If you mean the latter, we are in agreement. This would make us consistent with what GLSL does: https://godbolt.org/z/xhK69fo5P.
If you mean the former, It may not be feasible to implement. I don't know the debug code generation too well, but this is what I assume is happening. The AST will be generated form the preprocessed file, whether it was presproccess before or after the source was give on the command line. This would force us to add a special case to the AST creation that says if the line directive came from the original source, the AST should ignore it. Note that someone may have modified the preprocessed file to add a new include file. It does not seem reasonable to try to distinguish these cases.
I mean the latter yes - I'm suggesting less work and processing not more. If dxc does fopen("foo.hlsl") then the output should include DebugSource %foo_hlsl %foo_hlsl_contents with exactly what dxc read out of foo.hlsl. I say one DebugSource with text per file because if there are further files read for #include directives they would also be output 1:1 as a DebugSource %bar_hlsl %bar_hlsl_contents - again regardless of any preprocessor directives within them.

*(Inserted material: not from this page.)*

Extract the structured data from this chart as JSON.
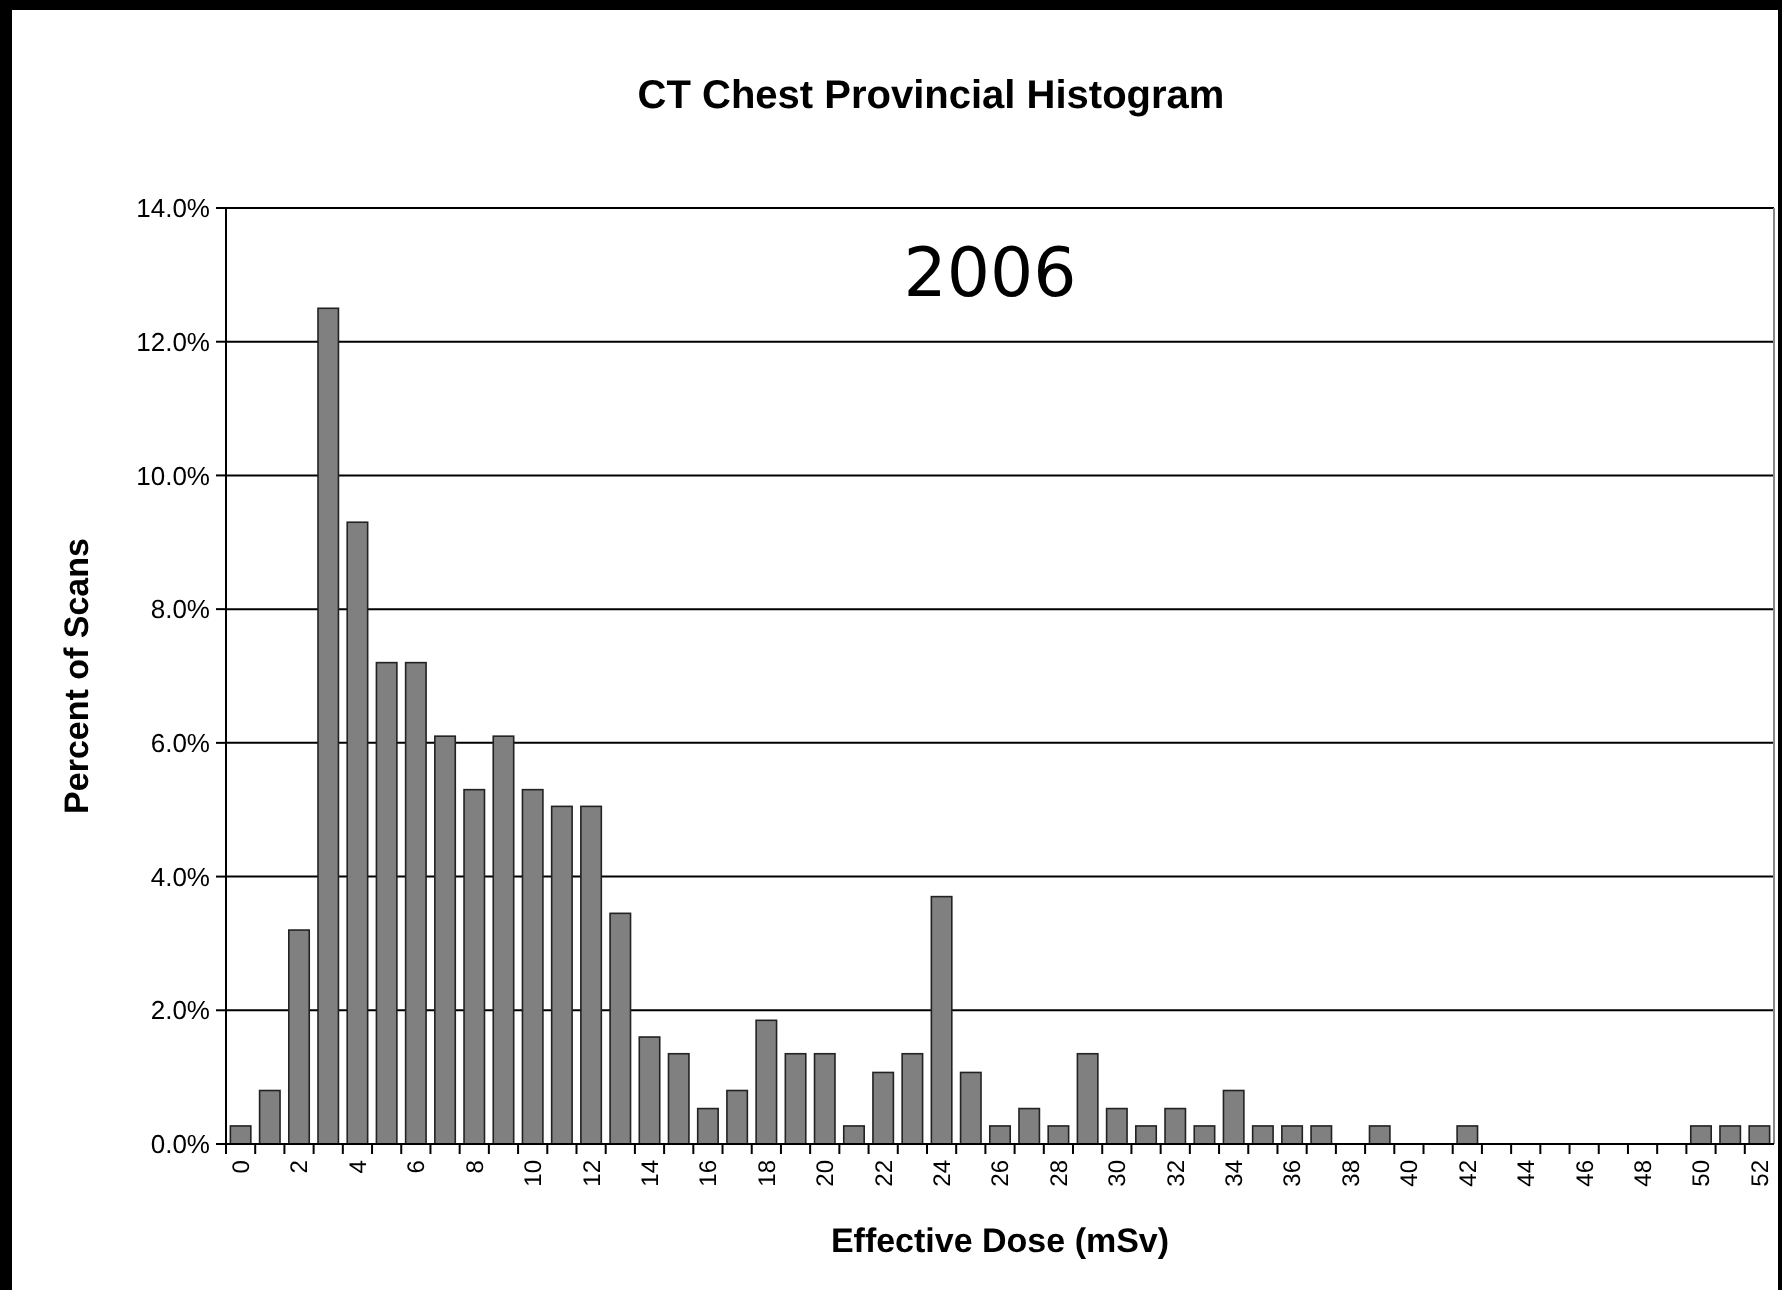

The line number information on instructions can still respect #line directives, and e.g. this is why dxc in DXIL mode and other tools like in your example will output a synthetic DebugSource %otherfile_hlsl with no text field in order to reference them in later DebugLine directives. It is the responsibility of a debugger or any other tool processing this debug information to match this up and understand how preprocessing affects this, but importantly no information is lost as a result of compilation and doing a recompile has the exact same inputs.

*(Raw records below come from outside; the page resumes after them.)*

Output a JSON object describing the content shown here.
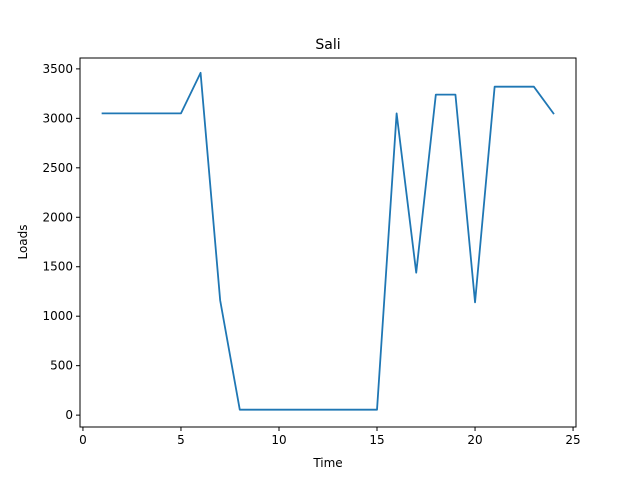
{
  "chart_data": {
    "type": "line",
    "title": "Sali",
    "xlabel": "Time",
    "ylabel": "Loads",
    "xlim": [
      -0.15,
      25.15
    ],
    "ylim": [
      -120,
      3610
    ],
    "xticks": [
      0,
      5,
      10,
      15,
      20,
      25
    ],
    "yticks": [
      0,
      500,
      1000,
      1500,
      2000,
      2500,
      3000,
      3500
    ],
    "grid": false,
    "series": [
      {
        "color": "#1f77b4",
        "x": [
          1,
          2,
          3,
          4,
          5,
          6,
          7,
          8,
          9,
          10,
          11,
          12,
          13,
          14,
          15,
          16,
          17,
          18,
          19,
          20,
          21,
          22,
          23,
          24
        ],
        "y": [
          3050,
          3050,
          3050,
          3050,
          3050,
          3460,
          1160,
          55,
          55,
          55,
          55,
          55,
          55,
          55,
          55,
          3050,
          1440,
          3240,
          3240,
          1140,
          3320,
          3320,
          3320,
          3050
        ]
      }
    ]
  }
}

As I say this is how dxc works for DXIL and how other compilers work so that seems sensible to do here too.
We are in agreement.
Now we stumbled upon this in our engine too. It looks like the issue appeared somewhere between v1.8.2407 and v1.8.2502. I don't quite understand how it's RenderDoc's fault, because the issue depends on the dxcompiler.dll version. I tried to investigate it further, but I stumbled upon so many strange interactions that I don't even understand how it should work in the first place.

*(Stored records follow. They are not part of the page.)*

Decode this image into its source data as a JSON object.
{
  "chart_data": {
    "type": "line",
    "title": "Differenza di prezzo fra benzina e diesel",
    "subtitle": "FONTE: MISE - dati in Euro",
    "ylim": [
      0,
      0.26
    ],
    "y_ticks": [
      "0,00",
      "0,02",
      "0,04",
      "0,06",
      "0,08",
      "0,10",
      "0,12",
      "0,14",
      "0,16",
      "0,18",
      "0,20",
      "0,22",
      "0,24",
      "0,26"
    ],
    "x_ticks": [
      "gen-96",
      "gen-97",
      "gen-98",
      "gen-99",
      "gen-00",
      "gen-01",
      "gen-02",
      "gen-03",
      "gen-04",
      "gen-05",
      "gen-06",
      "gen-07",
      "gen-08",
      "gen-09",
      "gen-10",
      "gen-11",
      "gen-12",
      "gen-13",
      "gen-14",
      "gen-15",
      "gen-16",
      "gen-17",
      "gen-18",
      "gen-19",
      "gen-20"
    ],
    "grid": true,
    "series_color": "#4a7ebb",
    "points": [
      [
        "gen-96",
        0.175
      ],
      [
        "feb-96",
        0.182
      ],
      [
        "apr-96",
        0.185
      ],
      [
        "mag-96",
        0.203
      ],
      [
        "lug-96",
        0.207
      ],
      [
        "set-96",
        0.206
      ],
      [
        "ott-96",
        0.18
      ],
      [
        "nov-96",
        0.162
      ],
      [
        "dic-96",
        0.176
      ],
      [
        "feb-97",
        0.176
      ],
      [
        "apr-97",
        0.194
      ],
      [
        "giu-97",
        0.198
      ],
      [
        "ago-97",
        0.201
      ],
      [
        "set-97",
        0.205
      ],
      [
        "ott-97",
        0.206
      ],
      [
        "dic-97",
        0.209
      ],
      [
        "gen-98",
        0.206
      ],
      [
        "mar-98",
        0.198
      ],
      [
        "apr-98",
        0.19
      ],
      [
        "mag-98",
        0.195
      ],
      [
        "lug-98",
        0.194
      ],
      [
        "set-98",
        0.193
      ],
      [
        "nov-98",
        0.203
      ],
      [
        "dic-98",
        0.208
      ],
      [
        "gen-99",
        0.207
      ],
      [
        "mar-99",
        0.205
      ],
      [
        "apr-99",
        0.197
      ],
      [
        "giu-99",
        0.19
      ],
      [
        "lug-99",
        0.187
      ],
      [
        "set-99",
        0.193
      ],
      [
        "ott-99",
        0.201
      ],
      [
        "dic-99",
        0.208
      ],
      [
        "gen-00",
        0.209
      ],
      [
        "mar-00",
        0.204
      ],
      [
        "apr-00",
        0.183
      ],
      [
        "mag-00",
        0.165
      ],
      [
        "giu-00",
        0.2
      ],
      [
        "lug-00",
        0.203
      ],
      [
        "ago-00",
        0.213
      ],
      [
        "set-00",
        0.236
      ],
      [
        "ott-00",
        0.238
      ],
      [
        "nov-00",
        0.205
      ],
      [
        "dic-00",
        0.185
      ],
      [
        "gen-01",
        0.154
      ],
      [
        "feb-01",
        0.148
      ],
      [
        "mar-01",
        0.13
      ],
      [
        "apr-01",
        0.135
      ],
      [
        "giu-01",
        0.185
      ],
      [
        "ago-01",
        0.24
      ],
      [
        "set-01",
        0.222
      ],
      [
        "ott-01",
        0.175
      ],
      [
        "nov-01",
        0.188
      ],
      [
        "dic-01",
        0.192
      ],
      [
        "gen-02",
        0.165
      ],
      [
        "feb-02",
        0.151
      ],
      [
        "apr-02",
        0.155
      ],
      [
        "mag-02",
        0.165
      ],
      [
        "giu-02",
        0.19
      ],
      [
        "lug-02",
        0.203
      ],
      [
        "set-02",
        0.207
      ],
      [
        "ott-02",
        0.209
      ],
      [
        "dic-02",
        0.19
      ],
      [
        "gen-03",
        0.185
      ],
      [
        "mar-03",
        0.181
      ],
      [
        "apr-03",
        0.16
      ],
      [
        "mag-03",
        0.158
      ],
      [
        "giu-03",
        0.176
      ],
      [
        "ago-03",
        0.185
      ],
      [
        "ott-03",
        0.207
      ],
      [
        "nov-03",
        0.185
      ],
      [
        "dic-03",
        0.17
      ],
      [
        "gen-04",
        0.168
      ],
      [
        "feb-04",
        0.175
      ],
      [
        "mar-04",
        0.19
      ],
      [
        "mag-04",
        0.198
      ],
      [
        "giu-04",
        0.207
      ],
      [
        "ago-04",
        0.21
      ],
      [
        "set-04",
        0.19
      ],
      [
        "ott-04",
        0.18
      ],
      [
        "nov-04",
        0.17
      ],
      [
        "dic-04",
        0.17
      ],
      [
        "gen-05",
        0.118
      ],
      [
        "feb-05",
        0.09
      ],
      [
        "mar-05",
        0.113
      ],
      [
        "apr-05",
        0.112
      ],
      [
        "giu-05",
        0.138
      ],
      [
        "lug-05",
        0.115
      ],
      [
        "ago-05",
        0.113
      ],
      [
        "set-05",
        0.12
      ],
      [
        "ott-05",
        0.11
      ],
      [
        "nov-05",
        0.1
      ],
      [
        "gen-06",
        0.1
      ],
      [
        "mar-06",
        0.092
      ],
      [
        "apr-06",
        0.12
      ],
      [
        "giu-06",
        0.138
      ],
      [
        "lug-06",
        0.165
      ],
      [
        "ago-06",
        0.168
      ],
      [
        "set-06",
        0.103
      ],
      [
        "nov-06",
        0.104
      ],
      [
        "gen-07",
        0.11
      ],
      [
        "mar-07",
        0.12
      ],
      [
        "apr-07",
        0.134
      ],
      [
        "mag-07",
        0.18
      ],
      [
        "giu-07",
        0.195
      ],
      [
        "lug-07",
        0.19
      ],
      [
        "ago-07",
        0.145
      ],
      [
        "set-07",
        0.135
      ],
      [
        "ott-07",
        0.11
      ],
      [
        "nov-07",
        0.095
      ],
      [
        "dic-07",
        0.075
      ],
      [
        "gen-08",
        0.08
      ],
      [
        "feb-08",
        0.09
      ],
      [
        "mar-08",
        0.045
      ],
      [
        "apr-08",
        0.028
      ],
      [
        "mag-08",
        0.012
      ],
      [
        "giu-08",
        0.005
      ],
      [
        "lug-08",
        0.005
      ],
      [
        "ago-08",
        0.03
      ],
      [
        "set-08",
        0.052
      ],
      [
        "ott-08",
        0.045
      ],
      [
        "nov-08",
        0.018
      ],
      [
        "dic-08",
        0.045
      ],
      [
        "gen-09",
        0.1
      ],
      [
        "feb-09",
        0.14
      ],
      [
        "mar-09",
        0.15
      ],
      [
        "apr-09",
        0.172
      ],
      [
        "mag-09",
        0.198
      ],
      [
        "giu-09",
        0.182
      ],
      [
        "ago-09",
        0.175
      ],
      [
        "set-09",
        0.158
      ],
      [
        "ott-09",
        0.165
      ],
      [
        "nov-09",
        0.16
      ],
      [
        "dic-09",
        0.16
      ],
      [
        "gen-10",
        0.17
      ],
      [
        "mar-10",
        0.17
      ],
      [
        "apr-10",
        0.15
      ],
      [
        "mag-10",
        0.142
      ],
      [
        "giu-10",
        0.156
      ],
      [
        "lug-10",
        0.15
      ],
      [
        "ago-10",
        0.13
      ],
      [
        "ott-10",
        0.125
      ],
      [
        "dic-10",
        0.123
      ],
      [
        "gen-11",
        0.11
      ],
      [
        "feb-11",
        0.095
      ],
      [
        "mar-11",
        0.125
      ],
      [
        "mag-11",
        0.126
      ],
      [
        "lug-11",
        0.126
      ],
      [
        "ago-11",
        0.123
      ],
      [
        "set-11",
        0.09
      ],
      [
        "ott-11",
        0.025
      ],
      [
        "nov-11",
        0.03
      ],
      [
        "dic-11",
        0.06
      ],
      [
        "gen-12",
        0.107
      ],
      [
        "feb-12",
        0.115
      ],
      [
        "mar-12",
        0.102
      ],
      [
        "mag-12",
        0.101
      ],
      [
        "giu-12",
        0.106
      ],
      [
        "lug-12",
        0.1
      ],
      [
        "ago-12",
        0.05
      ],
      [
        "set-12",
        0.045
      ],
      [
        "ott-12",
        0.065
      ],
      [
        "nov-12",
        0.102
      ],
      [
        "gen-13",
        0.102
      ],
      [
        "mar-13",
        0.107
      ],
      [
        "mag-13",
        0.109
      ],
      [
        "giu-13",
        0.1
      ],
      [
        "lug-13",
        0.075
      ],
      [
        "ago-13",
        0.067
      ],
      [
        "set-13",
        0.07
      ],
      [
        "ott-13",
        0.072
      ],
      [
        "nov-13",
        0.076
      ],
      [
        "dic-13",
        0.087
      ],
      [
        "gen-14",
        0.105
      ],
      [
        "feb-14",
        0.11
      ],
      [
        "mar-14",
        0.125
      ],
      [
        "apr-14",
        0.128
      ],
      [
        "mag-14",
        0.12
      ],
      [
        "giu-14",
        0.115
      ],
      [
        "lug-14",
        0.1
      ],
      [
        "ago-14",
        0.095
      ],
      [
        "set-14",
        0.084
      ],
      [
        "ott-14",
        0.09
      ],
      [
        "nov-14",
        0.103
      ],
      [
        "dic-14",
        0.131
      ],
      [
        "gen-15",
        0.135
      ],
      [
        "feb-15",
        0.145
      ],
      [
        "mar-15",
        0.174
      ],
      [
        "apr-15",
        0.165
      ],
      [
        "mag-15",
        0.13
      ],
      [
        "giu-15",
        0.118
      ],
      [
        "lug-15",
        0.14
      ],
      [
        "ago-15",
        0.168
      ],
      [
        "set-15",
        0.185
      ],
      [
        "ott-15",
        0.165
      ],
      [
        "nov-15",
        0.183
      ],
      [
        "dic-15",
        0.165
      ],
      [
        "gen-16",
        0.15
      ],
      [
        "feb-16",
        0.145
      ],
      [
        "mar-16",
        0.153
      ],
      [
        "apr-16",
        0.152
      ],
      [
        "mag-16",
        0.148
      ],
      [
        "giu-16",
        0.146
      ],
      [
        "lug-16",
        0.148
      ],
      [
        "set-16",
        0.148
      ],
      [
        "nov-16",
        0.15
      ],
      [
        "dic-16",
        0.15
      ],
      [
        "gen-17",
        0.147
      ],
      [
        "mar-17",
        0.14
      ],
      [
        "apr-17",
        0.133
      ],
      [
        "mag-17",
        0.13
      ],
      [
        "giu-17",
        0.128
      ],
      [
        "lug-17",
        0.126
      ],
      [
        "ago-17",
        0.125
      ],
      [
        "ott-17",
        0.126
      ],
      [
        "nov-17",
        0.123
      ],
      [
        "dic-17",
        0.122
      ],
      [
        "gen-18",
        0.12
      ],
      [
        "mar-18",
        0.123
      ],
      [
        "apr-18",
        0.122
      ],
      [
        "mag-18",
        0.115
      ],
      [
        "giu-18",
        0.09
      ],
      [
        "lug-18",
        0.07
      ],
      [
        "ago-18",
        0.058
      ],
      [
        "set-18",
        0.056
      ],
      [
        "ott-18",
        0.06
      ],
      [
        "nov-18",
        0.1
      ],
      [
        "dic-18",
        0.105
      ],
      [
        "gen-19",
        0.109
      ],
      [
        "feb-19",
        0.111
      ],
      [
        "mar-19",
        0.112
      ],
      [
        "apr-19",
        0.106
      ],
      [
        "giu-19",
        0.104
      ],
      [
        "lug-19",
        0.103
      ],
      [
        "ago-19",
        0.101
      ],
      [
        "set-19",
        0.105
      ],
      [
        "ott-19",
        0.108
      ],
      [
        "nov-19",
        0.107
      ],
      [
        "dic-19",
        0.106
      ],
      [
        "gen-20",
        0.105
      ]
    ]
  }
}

For example, it looks like DXC tries to find sources from disk when it encounters #line during compilation. The issue, however, is that it completely ignores the include handler and goes directly to disk. This seems wrong, because what's the point of the include handler then? We, for example, have our own virtual filesystem in the engine, and the paths in includes don't exist on disk. Moreover, it's bad for compilation performance when we can't control disk reads.
And it looks like this behavior existed even before v1.8.2502. We just didn't notice it, because in our case DXC always failed to find paths on disk, but debugging worked anyway. But starting from v1.8.2502, it looks like the #line directive now fails to produce a result that can be used by RenderDoc to debug a shader.